Hedge-algebra-based voltage controller for a self-excited induction generator

This paper presents an indirect rotor-flux-oriented (IRFO) control system of the self-excited induction generator (SEIG) in which excitation is achieved by means of a current-controlled voltage source inverter (CC-VSI) and a single electrolytic capacitor. In the proposed control scheme, both the iron losses and the magnetic saturation are taken into account and calculated online. The main objective is to keep the DC voltage across the capacitor constant and equal to the reference value, regardless of changes in the rotor speed and load. The study is mainly focused on the DC voltage control and, more specifically, on selection of the appropriate DC voltage controller. Besides considering widely accepted types of controllers, i.e., the classical PI controller and the fuzzy logic (FL) controller, this paper proposes an alternative solution ñ a new type of DC voltage controller based on hedge algebra. To our best knowledge, this is the first time that such a controller is considered for application in electrical engineering.
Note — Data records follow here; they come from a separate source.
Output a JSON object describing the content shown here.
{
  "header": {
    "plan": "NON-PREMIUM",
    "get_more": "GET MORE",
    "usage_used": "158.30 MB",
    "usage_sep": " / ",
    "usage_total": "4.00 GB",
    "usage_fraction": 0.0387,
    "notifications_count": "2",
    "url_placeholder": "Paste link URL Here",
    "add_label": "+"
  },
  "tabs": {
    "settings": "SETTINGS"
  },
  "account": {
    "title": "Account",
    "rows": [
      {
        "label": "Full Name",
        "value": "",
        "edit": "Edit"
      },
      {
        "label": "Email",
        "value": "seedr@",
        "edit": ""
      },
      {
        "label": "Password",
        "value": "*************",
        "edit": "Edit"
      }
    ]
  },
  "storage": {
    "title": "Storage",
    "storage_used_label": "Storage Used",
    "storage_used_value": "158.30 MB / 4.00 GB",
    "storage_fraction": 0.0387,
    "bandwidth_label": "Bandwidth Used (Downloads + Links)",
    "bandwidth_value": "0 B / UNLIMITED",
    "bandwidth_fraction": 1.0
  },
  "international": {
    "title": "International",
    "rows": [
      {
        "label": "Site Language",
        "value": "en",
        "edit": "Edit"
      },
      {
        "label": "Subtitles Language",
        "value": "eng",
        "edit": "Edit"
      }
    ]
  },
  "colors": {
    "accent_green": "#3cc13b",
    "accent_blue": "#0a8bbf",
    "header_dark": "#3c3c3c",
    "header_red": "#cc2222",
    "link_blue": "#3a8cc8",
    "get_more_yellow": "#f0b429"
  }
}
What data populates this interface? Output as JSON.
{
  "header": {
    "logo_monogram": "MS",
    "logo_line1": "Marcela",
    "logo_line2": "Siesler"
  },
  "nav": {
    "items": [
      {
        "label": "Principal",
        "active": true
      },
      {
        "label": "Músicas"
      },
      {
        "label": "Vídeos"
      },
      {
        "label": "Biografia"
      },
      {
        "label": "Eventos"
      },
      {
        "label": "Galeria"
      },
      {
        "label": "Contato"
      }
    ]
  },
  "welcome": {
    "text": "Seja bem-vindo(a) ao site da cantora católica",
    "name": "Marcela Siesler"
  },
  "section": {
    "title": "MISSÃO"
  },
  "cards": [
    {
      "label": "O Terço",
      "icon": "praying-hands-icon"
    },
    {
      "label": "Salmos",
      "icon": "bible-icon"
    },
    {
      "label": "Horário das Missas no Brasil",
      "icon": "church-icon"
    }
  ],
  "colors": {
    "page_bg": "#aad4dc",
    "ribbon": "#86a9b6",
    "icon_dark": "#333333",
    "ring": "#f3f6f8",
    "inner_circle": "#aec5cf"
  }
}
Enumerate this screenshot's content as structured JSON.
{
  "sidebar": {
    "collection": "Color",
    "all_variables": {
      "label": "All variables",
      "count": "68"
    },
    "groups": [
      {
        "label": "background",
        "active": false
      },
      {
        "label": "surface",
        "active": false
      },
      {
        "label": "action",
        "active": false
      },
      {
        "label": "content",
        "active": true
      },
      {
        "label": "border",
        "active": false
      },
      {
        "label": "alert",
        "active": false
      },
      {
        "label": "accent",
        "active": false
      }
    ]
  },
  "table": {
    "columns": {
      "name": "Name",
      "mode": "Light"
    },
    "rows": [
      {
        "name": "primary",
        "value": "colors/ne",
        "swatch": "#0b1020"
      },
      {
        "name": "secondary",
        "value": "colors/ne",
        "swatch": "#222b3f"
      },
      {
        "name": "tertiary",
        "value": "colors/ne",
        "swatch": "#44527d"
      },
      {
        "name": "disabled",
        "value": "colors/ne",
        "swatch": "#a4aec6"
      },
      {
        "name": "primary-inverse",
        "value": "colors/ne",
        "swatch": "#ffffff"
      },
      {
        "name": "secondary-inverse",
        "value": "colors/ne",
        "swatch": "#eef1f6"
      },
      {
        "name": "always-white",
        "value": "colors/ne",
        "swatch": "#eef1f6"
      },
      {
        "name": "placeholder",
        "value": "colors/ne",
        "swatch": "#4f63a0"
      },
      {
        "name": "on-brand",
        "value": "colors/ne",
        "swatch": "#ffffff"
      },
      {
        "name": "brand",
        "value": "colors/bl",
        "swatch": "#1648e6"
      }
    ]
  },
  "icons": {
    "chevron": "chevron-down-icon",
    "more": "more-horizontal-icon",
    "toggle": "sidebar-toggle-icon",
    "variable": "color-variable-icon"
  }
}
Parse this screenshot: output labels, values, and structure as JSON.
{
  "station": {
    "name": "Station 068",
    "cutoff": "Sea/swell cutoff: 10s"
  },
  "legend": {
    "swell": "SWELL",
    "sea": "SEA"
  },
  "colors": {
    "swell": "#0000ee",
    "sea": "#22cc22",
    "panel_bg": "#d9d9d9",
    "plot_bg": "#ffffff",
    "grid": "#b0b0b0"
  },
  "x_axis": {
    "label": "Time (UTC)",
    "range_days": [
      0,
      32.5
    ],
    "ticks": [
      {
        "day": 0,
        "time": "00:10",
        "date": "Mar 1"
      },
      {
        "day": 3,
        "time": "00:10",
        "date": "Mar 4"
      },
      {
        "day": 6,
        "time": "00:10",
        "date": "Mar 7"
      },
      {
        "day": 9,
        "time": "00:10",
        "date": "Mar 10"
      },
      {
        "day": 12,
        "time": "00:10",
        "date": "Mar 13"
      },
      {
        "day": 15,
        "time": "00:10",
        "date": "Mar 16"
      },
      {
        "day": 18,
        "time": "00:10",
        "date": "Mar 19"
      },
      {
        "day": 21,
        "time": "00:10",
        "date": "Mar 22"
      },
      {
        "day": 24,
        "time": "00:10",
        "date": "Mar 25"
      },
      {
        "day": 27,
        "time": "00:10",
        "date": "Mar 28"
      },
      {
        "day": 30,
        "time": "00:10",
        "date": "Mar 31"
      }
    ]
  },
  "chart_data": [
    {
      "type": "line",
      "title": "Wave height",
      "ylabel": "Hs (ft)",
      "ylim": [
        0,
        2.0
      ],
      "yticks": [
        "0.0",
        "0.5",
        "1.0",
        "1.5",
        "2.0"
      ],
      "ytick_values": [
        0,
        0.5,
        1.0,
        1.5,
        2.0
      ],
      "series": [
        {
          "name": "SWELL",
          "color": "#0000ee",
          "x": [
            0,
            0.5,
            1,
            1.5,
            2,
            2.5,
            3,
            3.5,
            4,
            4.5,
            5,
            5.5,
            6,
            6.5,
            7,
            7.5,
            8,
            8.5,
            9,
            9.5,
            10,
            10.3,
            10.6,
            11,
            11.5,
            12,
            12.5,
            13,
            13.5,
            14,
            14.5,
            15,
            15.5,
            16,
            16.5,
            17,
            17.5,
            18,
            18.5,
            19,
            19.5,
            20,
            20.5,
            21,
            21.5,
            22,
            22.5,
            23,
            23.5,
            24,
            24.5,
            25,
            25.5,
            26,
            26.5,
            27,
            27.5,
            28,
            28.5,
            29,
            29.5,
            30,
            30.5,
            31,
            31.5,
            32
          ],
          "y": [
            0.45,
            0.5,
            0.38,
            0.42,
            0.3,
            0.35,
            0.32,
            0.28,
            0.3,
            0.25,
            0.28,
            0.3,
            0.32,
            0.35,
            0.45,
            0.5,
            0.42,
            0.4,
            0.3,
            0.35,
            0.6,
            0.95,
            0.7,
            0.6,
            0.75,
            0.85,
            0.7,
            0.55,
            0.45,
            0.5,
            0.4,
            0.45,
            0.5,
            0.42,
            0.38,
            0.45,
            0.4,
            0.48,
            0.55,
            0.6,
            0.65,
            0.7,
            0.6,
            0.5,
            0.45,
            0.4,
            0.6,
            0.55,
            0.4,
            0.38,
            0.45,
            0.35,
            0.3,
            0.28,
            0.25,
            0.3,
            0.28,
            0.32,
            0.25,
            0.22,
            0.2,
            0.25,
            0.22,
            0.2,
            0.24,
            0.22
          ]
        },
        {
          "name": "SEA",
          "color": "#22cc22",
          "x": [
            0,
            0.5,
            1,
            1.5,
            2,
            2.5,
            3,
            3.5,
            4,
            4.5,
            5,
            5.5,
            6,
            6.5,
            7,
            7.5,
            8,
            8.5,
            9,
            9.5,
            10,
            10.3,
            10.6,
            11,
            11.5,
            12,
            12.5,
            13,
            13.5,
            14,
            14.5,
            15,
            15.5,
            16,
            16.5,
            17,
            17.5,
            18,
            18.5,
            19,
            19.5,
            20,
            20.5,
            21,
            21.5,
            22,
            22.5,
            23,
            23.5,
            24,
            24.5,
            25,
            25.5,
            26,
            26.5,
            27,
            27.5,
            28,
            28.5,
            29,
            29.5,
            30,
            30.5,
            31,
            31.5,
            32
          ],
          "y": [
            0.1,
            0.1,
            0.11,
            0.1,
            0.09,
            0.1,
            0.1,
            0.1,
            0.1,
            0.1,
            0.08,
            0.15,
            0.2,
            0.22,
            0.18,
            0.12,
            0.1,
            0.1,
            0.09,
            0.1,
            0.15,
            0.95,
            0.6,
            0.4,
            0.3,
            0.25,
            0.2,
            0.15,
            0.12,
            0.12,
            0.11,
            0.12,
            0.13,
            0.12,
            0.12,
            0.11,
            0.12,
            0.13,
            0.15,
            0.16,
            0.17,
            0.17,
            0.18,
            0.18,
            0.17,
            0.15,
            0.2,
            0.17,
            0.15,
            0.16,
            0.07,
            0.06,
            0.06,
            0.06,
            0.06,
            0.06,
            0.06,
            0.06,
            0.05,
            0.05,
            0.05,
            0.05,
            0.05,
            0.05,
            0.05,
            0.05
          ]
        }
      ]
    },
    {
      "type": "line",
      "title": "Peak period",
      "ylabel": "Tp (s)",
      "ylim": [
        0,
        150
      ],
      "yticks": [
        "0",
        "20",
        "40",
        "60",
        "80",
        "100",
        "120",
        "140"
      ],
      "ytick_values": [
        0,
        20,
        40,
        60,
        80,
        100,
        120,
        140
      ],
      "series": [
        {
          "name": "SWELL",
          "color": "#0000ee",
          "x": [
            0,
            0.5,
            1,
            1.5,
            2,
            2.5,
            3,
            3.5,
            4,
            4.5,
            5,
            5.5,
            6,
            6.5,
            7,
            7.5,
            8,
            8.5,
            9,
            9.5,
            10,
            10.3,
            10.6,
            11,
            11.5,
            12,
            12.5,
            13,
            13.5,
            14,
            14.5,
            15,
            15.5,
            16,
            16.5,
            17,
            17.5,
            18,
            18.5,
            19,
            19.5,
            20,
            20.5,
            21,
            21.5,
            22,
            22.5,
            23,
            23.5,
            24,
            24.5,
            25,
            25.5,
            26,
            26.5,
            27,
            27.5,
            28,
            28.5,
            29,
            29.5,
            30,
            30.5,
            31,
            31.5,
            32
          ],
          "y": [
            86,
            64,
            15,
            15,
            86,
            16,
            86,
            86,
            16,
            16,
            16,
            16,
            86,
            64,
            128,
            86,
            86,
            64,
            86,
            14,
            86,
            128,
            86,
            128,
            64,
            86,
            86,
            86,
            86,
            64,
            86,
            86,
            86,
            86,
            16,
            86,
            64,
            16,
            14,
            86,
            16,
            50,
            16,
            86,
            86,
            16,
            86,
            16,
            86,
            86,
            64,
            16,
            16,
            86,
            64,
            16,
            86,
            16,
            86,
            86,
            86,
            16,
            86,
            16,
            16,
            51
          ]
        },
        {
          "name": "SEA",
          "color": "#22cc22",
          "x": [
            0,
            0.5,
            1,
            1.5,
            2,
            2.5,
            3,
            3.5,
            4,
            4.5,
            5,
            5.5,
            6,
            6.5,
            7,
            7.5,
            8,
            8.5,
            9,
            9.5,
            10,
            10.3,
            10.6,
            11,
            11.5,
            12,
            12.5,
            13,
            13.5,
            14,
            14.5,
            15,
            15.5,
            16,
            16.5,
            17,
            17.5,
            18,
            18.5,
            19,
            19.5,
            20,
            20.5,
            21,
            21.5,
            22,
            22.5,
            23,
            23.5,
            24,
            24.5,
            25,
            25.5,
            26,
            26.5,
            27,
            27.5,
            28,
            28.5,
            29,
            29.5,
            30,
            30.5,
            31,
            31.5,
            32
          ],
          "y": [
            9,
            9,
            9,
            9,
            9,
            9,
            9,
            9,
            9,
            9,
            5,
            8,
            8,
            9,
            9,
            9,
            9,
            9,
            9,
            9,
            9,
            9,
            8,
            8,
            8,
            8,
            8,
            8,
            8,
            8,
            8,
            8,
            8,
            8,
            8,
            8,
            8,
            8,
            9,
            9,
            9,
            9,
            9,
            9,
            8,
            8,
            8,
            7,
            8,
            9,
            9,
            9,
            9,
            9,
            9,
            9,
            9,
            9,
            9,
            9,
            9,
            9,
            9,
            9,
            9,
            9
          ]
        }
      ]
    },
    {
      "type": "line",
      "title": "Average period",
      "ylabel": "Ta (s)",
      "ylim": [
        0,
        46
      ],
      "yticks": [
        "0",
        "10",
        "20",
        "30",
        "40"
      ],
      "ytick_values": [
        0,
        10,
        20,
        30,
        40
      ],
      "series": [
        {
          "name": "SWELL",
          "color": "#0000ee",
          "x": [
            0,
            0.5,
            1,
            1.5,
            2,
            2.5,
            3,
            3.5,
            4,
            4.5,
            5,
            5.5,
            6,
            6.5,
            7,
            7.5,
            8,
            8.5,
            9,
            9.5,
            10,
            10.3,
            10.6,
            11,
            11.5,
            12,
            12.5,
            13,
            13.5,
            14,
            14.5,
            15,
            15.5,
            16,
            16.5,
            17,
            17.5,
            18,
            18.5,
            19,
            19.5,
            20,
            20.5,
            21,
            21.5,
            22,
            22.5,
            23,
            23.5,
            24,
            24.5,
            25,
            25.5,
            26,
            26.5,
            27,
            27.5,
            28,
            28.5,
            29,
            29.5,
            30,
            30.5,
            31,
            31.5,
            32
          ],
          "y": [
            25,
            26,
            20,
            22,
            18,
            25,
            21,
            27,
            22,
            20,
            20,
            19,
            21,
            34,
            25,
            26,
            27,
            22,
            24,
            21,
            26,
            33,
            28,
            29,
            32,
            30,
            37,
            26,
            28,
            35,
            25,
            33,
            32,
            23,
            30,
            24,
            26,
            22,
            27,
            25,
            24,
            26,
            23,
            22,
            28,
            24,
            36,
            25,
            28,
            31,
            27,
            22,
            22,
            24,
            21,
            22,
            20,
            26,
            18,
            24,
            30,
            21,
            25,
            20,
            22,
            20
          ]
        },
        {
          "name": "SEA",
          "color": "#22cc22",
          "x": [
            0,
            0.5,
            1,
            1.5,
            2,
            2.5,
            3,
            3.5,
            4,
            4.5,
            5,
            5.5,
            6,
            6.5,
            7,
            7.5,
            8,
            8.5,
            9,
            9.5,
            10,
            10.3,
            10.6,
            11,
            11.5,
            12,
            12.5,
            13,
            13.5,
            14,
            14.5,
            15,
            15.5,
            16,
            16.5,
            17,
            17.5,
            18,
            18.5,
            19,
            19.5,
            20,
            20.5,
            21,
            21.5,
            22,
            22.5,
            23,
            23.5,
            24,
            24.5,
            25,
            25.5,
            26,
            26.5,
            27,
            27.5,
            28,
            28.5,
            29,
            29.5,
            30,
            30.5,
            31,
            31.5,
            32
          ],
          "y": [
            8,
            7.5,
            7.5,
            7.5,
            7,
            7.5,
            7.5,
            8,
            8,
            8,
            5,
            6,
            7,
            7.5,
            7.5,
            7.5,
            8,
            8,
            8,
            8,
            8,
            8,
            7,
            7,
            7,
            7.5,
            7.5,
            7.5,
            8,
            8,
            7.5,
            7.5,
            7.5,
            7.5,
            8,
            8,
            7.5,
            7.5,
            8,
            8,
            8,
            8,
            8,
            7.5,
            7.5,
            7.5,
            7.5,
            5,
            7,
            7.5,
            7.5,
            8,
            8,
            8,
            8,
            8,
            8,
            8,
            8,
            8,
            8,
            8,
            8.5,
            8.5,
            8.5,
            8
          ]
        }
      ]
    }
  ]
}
The performance of the developed hedge algebra (HA) controller is evaluated through comparison with the optimal-tuned classical PI controller and the Sugeno-type FL controller. The simulation and experimental analysis are carried out in reasonably wide ranges of the DC voltage, load and rotor speed, including the case of a variable rotor speed. It is shown that the proposed HA controller provides superior performance in terms of tracking the reference DC voltage value as well as robustness to speed and load disturbances in the system.